15 August 2019

Court of Appeal overturns previous judgment, confirming that parties can be forced to engage in certain types of alternative dispute resolution.

The Court of Appeal has overturned the High Court judgment of Mrs Justice Parker in the case of Lomax v Lomax (as commented on by Roberta Harvey and Hannah Mantle on 4 June 2019), confirming that the Court can order Early Neutral Evaluation (ENE) even if the parties do not consent.

Despite the wider scope of Mrs Justice Parker's judgment (which considered the Court's powers in relation to Alternative Dispute Resolution (ADR) more generally), the Court of Appeal was prepared to limit the scope of the appeal hearing to the construction of Civil Procedure Rule 3.1(2)(m).

It is interesting that the Court of Appeal was unreceptive to attempts by the respondent to widen the scope of the appeal, by referring to contradictory language in various Court Guides (including the Chancery, Commercial, and Technology and Construction Court Guides) all of which suggest that ENE is dependent on consent. The Court of Appeal's response was simply that the rules could not be disapplied by the Court Guides. It also gave short shrift to the respondent's suggestion that ENE should be given similar treatment to mediation (which is widely recognised as a voluntary process, as endorsed in Halsey v Milton Keynes General NHS Trust [2004] EWCA Civ 576, seemingly viewing mediation and ENE as significantly different procedures. This seems difficult to argue with, given that ENE is a Court led process which requires an independent party to express an opinion about a dispute (or an element of it), whereas mediation is predominately a negotiation between the parties, requiring active engagement from them, and which could obstruct their right of access to the court if made compulsory.

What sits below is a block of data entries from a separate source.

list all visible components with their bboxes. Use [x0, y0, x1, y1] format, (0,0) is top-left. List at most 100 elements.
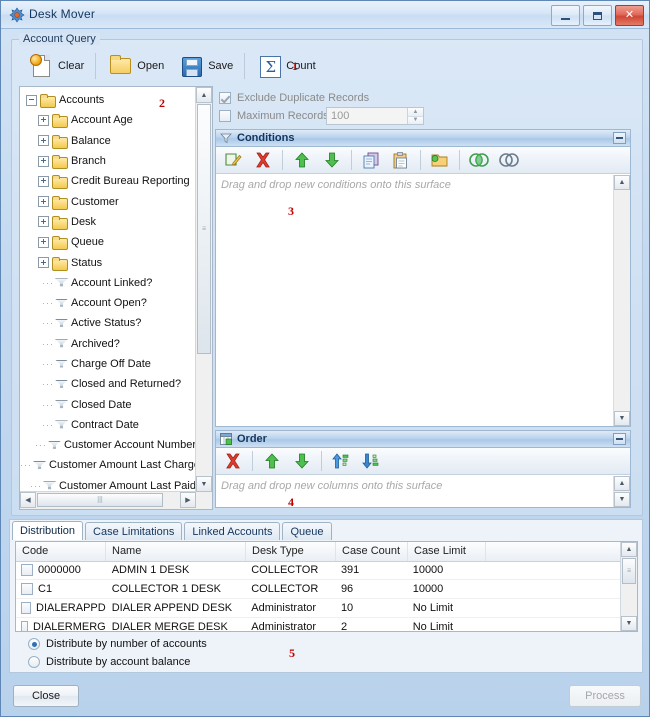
tree-item[interactable]: Customer — [20, 191, 196, 211]
tree-item[interactable]: Balance — [20, 131, 196, 151]
tree-horizontal-scrollbar[interactable]: ◀ ||| ▶ — [20, 491, 196, 509]
tree-item[interactable]: ···Archived? — [20, 334, 196, 354]
maximum-records-checkbox[interactable] — [219, 110, 231, 122]
tree-item[interactable]: Desk — [20, 212, 196, 232]
grid-scroll-thumb[interactable]: ≡ — [622, 558, 636, 584]
open-button[interactable]: Open — [100, 49, 171, 83]
grid-column-header[interactable]: Case Limit — [408, 542, 486, 561]
tree-expander[interactable] — [38, 135, 49, 146]
tree-item[interactable]: ···Customer Amount Last Paid — [20, 476, 196, 492]
tree-item[interactable]: ···Active Status? — [20, 313, 196, 333]
tree-item[interactable]: ···Account Open? — [20, 293, 196, 313]
conditions-scroll-up[interactable]: ▲ — [614, 175, 630, 190]
tree-item[interactable]: ···Closed and Returned? — [20, 374, 196, 394]
order-drop-surface[interactable]: Drag and drop new columns onto this surf… — [216, 476, 630, 507]
table-row[interactable]: 0000000ADMIN 1 DESKCOLLECTOR39110000 — [16, 561, 620, 580]
move-column-up-button[interactable] — [258, 448, 286, 474]
table-row[interactable]: C1COLLECTOR 1 DESKCOLLECTOR9610000 — [16, 580, 620, 599]
count-button[interactable]: Σ Count — [249, 49, 322, 83]
grid-column-header[interactable]: Code — [16, 542, 106, 561]
distribute-by-balance-row[interactable]: Distribute by account balance — [28, 656, 190, 668]
copy-condition-button[interactable] — [357, 147, 385, 173]
maximum-records-stepper[interactable]: 100 ▲▼ — [326, 107, 424, 125]
tree-item[interactable]: Account Age — [20, 110, 196, 130]
grid-column-header[interactable] — [486, 542, 622, 561]
tab-case-limitations[interactable]: Case Limitations — [85, 522, 182, 540]
maximize-icon[interactable] — [583, 5, 612, 26]
stepper-up[interactable]: ▲ — [408, 108, 423, 117]
tree-item[interactable]: Queue — [20, 232, 196, 252]
maximum-records-row[interactable]: Maximum Records — [219, 110, 329, 122]
move-column-down-button[interactable] — [288, 448, 316, 474]
stepper-down[interactable]: ▼ — [408, 117, 423, 125]
tab-distribution[interactable]: Distribution — [12, 521, 83, 540]
grid-scroll-up[interactable]: ▲ — [621, 542, 637, 557]
clear-button[interactable]: Clear — [21, 49, 91, 83]
tree-vertical-scrollbar[interactable]: ▲ ≡ ▼ — [195, 87, 212, 492]
delete-column-button[interactable] — [219, 448, 247, 474]
conditions-collapse-button[interactable] — [613, 132, 626, 144]
delete-condition-button[interactable] — [249, 147, 277, 173]
scroll-thumb[interactable]: ≡ — [197, 104, 211, 354]
account-field-tree[interactable]: AccountsAccount AgeBalanceBranchCredit B… — [19, 86, 213, 510]
tree-expander[interactable] — [38, 196, 49, 207]
move-condition-down-button[interactable] — [318, 147, 346, 173]
grid-column-header[interactable]: Case Count — [336, 542, 408, 561]
tree-expander[interactable] — [38, 156, 49, 167]
sort-ascending-button[interactable] — [327, 448, 355, 474]
order-scroll-down[interactable]: ▼ — [614, 492, 630, 507]
tree-item[interactable]: ···Charge Off Date — [20, 354, 196, 374]
conditions-scroll-down[interactable]: ▼ — [614, 411, 630, 426]
scroll-down-arrow[interactable]: ▼ — [196, 476, 212, 492]
tab-queue[interactable]: Queue — [282, 522, 331, 540]
close-button[interactable]: Close — [13, 685, 79, 707]
conditions-vertical-scrollbar[interactable]: ▲ ▼ — [613, 175, 630, 426]
tree-expander[interactable] — [38, 216, 49, 227]
edit-condition-button[interactable] — [219, 147, 247, 173]
close-icon[interactable]: ✕ — [615, 5, 644, 26]
row-checkbox[interactable] — [21, 583, 33, 595]
tree-expander[interactable] — [38, 176, 49, 187]
order-collapse-button[interactable] — [613, 433, 626, 445]
tree-expander[interactable] — [38, 237, 49, 248]
grid-column-header[interactable]: Name — [106, 542, 246, 561]
tree-item[interactable]: ···Customer Amount Last Charge — [20, 455, 196, 475]
table-row[interactable]: DIALERMERGDIALER MERGE DESKAdministrator… — [16, 618, 620, 631]
scroll-right-arrow[interactable]: ▶ — [180, 492, 196, 508]
order-vertical-scrollbar[interactable]: ▲ ▼ — [613, 476, 630, 507]
sort-descending-button[interactable] — [357, 448, 385, 474]
stepper-arrows[interactable]: ▲▼ — [407, 108, 423, 124]
row-checkbox[interactable] — [21, 602, 31, 614]
row-checkbox[interactable] — [21, 621, 28, 631]
order-scroll-up[interactable]: ▲ — [614, 476, 630, 491]
tree-expander[interactable] — [26, 95, 37, 106]
scroll-left-arrow[interactable]: ◀ — [20, 492, 36, 508]
hscroll-thumb[interactable]: ||| — [37, 493, 163, 507]
desk-grid[interactable]: CodeNameDesk TypeCase CountCase Limit 00… — [15, 541, 638, 632]
row-checkbox[interactable] — [21, 564, 33, 576]
tree-item[interactable]: Branch — [20, 151, 196, 171]
group-or-button[interactable] — [495, 147, 523, 173]
grid-scroll-down[interactable]: ▼ — [621, 616, 637, 631]
distribute-by-number-row[interactable]: Distribute by number of accounts — [28, 638, 207, 650]
tree-item[interactable]: Credit Bureau Reporting — [20, 171, 196, 191]
scroll-up-arrow[interactable]: ▲ — [196, 87, 212, 103]
group-and-button[interactable] — [465, 147, 493, 173]
tree-item[interactable]: ···Account Linked? — [20, 273, 196, 293]
tree-item[interactable]: ···Closed Date — [20, 394, 196, 414]
paste-condition-button[interactable] — [387, 147, 415, 173]
open-condition-group-button[interactable] — [426, 147, 454, 173]
minimize-icon[interactable] — [551, 5, 580, 26]
conditions-drop-surface[interactable]: Drag and drop new conditions onto this s… — [216, 175, 630, 426]
process-button[interactable]: Process — [569, 685, 641, 707]
tree-item[interactable]: Status — [20, 252, 196, 272]
tree-expander[interactable] — [38, 115, 49, 126]
tree-item[interactable]: ···Customer Account Number — [20, 435, 196, 455]
tab-linked-accounts[interactable]: Linked Accounts — [184, 522, 280, 540]
move-condition-up-button[interactable] — [288, 147, 316, 173]
exclude-duplicates-checkbox[interactable] — [219, 92, 231, 104]
table-row[interactable]: DIALERAPPDDIALER APPEND DESKAdministrato… — [16, 599, 620, 618]
distribute-by-balance-radio[interactable] — [28, 656, 40, 668]
grid-column-header[interactable]: Desk Type — [246, 542, 336, 561]
tree-expander[interactable] — [38, 257, 49, 268]
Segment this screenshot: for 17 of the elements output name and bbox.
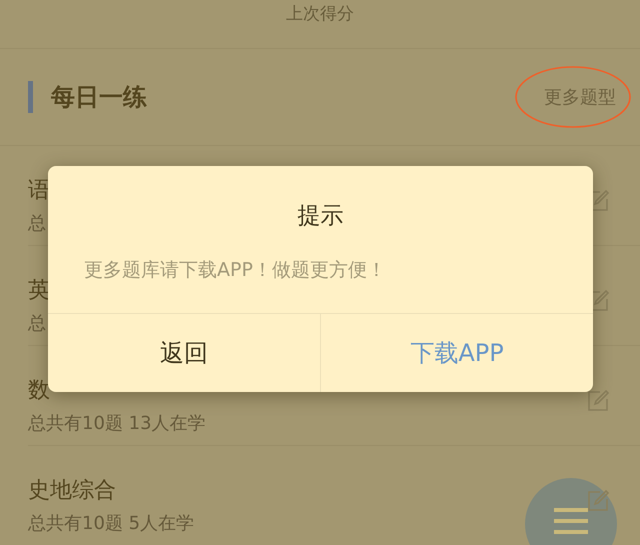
back-button[interactable]: 返回 <box>48 314 320 392</box>
section-title: 每日一练 <box>51 82 148 113</box>
subject-title: 史地综合 <box>28 477 116 505</box>
subject-info: 总 <box>28 312 46 335</box>
subject-info: 总 <box>28 212 46 235</box>
dialog-message: 更多题库请下载APP！做题更方便！ <box>83 258 387 283</box>
subject-info: 总共有10题 13人在学 <box>28 412 206 435</box>
subject-info: 总共有10题 5人在学 <box>28 512 194 535</box>
download-button[interactable]: 下载APP <box>320 314 593 392</box>
menu-icon <box>554 508 588 534</box>
last-score-label: 上次得分 <box>286 3 354 25</box>
dialog-title: 提示 <box>296 202 344 231</box>
menu-button[interactable] <box>525 478 617 545</box>
accent-bar <box>28 81 33 113</box>
subject-title: 语 <box>28 177 50 205</box>
subject-title: 英 <box>28 277 50 305</box>
subject-title: 数 <box>28 377 50 405</box>
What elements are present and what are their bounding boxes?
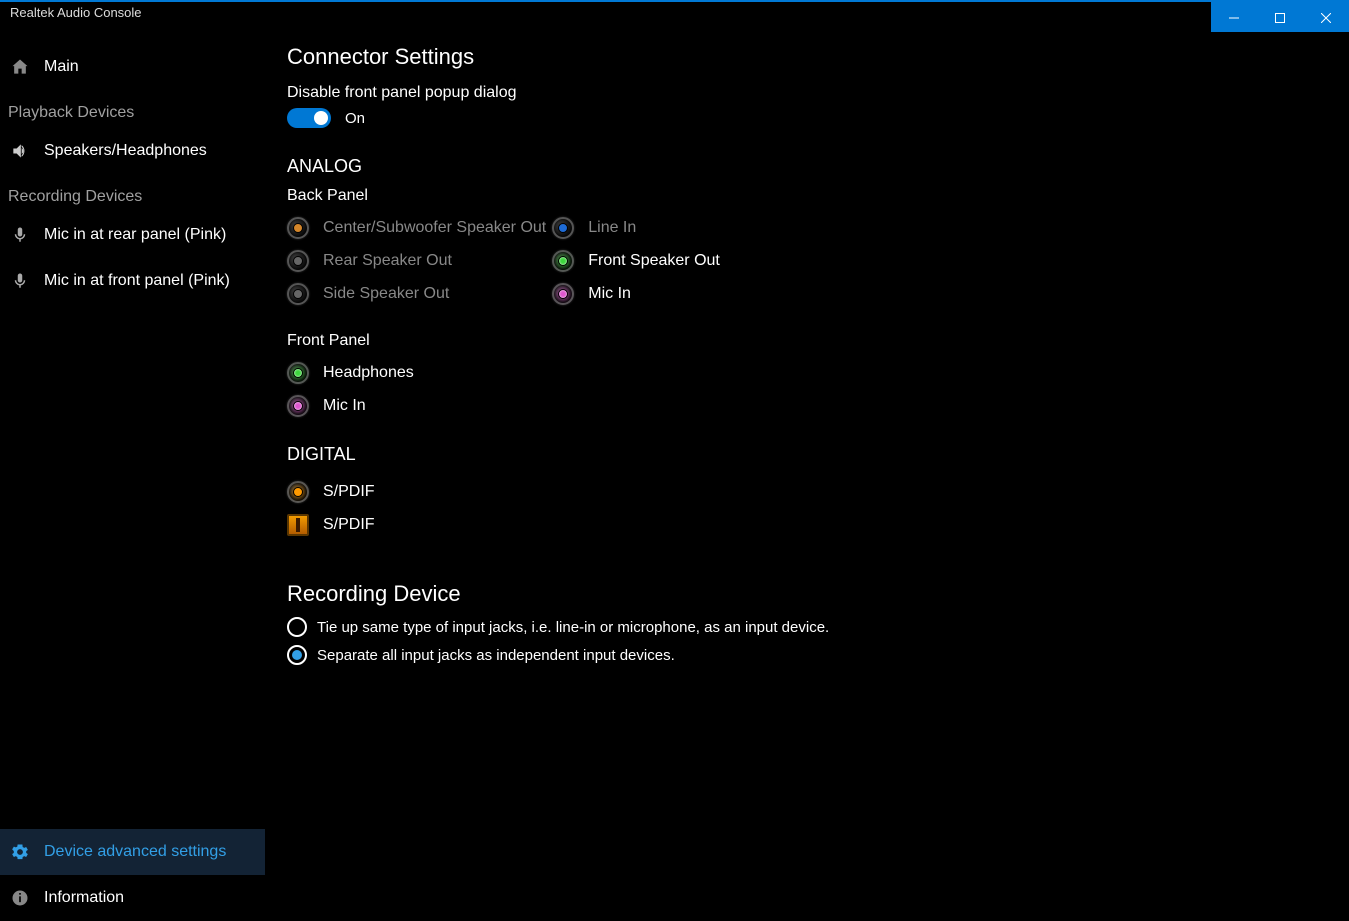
- gear-icon: [10, 842, 30, 862]
- maximize-button[interactable]: [1257, 2, 1303, 34]
- radio-label: Tie up same type of input jacks, i.e. li…: [317, 619, 829, 636]
- radio-button[interactable]: [287, 645, 307, 665]
- recording-option[interactable]: Tie up same type of input jacks, i.e. li…: [287, 617, 1327, 637]
- minimize-button[interactable]: [1211, 2, 1257, 34]
- sidebar-section-playback: Playback Devices: [0, 90, 265, 128]
- audio-jack-icon[interactable]: [287, 283, 309, 305]
- digital-label: S/PDIF: [323, 516, 375, 534]
- jack-label: Mic In: [588, 285, 631, 303]
- recording-option[interactable]: Separate all input jacks as independent …: [287, 645, 1327, 665]
- recording-device-title: Recording Device: [287, 581, 1327, 607]
- digital-label: S/PDIF: [323, 483, 375, 501]
- jack-row: Mic In: [552, 277, 720, 310]
- sidebar-item-label: Mic in at rear panel (Pink): [44, 226, 226, 244]
- speaker-icon: [10, 141, 30, 161]
- jack-row: Rear Speaker Out: [287, 244, 546, 277]
- sidebar-item-label: Device advanced settings: [44, 843, 226, 861]
- audio-jack-icon[interactable]: [287, 217, 309, 239]
- sidebar-item-main[interactable]: Main: [0, 44, 265, 90]
- sidebar-item-label: Information: [44, 889, 124, 907]
- main-content: Connector Settings Disable front panel p…: [265, 32, 1349, 921]
- audio-jack-icon[interactable]: [552, 250, 574, 272]
- sidebar-item-advanced-settings[interactable]: Device advanced settings: [0, 829, 265, 875]
- disable-popup-toggle[interactable]: [287, 108, 331, 128]
- window-title: Realtek Audio Console: [0, 4, 142, 20]
- audio-jack-icon[interactable]: [552, 217, 574, 239]
- audio-jack-icon[interactable]: [552, 283, 574, 305]
- microphone-icon: [10, 225, 30, 245]
- jack-row: Front Speaker Out: [552, 244, 720, 277]
- jack-row: Side Speaker Out: [287, 277, 546, 310]
- digital-row: S/PDIF: [287, 475, 1327, 508]
- sidebar-item-information[interactable]: Information: [0, 875, 265, 921]
- disable-popup-label: Disable front panel popup dialog: [287, 84, 1327, 102]
- window-controls: [1211, 2, 1349, 32]
- analog-section-title: ANALOG: [287, 156, 1327, 177]
- radio-button[interactable]: [287, 617, 307, 637]
- jack-label: Rear Speaker Out: [323, 252, 452, 270]
- info-icon: [10, 888, 30, 908]
- close-button[interactable]: [1303, 2, 1349, 34]
- sidebar-item-mic-front[interactable]: Mic in at front panel (Pink): [0, 258, 265, 304]
- toggle-state-label: On: [345, 110, 365, 127]
- jack-row: Mic In: [287, 389, 1327, 422]
- microphone-icon: [10, 271, 30, 291]
- home-icon: [10, 57, 30, 77]
- sidebar-item-label: Mic in at front panel (Pink): [44, 272, 230, 290]
- jack-label: Mic In: [323, 397, 366, 415]
- jack-label: Front Speaker Out: [588, 252, 720, 270]
- sidebar-item-label: Speakers/Headphones: [44, 142, 207, 160]
- digital-section-title: DIGITAL: [287, 444, 1327, 465]
- jack-label: Headphones: [323, 364, 414, 382]
- radio-label: Separate all input jacks as independent …: [317, 647, 675, 664]
- title-bar: Realtek Audio Console: [0, 0, 1349, 32]
- coax-jack-icon[interactable]: [287, 481, 309, 503]
- page-title: Connector Settings: [287, 44, 1327, 70]
- front-panel-label: Front Panel: [287, 332, 1327, 350]
- jack-row: Line In: [552, 211, 720, 244]
- sidebar-section-recording: Recording Devices: [0, 174, 265, 212]
- audio-jack-icon[interactable]: [287, 250, 309, 272]
- sidebar-item-mic-rear[interactable]: Mic in at rear panel (Pink): [0, 212, 265, 258]
- sidebar-item-speakers[interactable]: Speakers/Headphones: [0, 128, 265, 174]
- jack-label: Side Speaker Out: [323, 285, 449, 303]
- digital-row: S/PDIF: [287, 508, 1327, 541]
- audio-jack-icon[interactable]: [287, 395, 309, 417]
- jack-label: Center/Subwoofer Speaker Out: [323, 219, 546, 237]
- audio-jack-icon[interactable]: [287, 362, 309, 384]
- sidebar: Main Playback Devices Speakers/Headphone…: [0, 32, 265, 921]
- optical-port-icon[interactable]: [287, 514, 309, 536]
- jack-row: Center/Subwoofer Speaker Out: [287, 211, 546, 244]
- jack-row: Headphones: [287, 356, 1327, 389]
- back-panel-label: Back Panel: [287, 187, 1327, 205]
- jack-label: Line In: [588, 219, 636, 237]
- sidebar-item-label: Main: [44, 58, 79, 76]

Whilst the judgment (which is due to be reported in the coming weeks) may prompt the Court, and parties to litigation, to give fresh consideration to ENE, it seems unlikely that orders for ENE without consent will become commonplace. ENE is not appropriate in all cases and the Court is unlikely to allocate resources to the process unless it is confident that it will be suitable (in this regard see Seals v Williams [2015] EWHC 1829 (Ch), which touches upon the advantages of ENE, and the circumstances in which it might prove useful). It will also be interesting to see whether the judgment makes any comment on the Court’s power to order Financial Dispute Resolution (FDR) hearings (an alternative form of ADR which has its origins in the Family Division, where it is usually compulsory); although this question was considered within Mrs Justice Parker’s judgment, it seems that it may have fallen outside the more limited scope of the appeal.

In any event, and despite the narrowing of the issues, the case serves as a reminder of the Court's commitment to ADR generally, and should encourage parties to keep their minds open to the many alternatives to litigation, at every step of the relevant proceedings.

Ashleigh Carr is an associate in our Dispute Resolution team.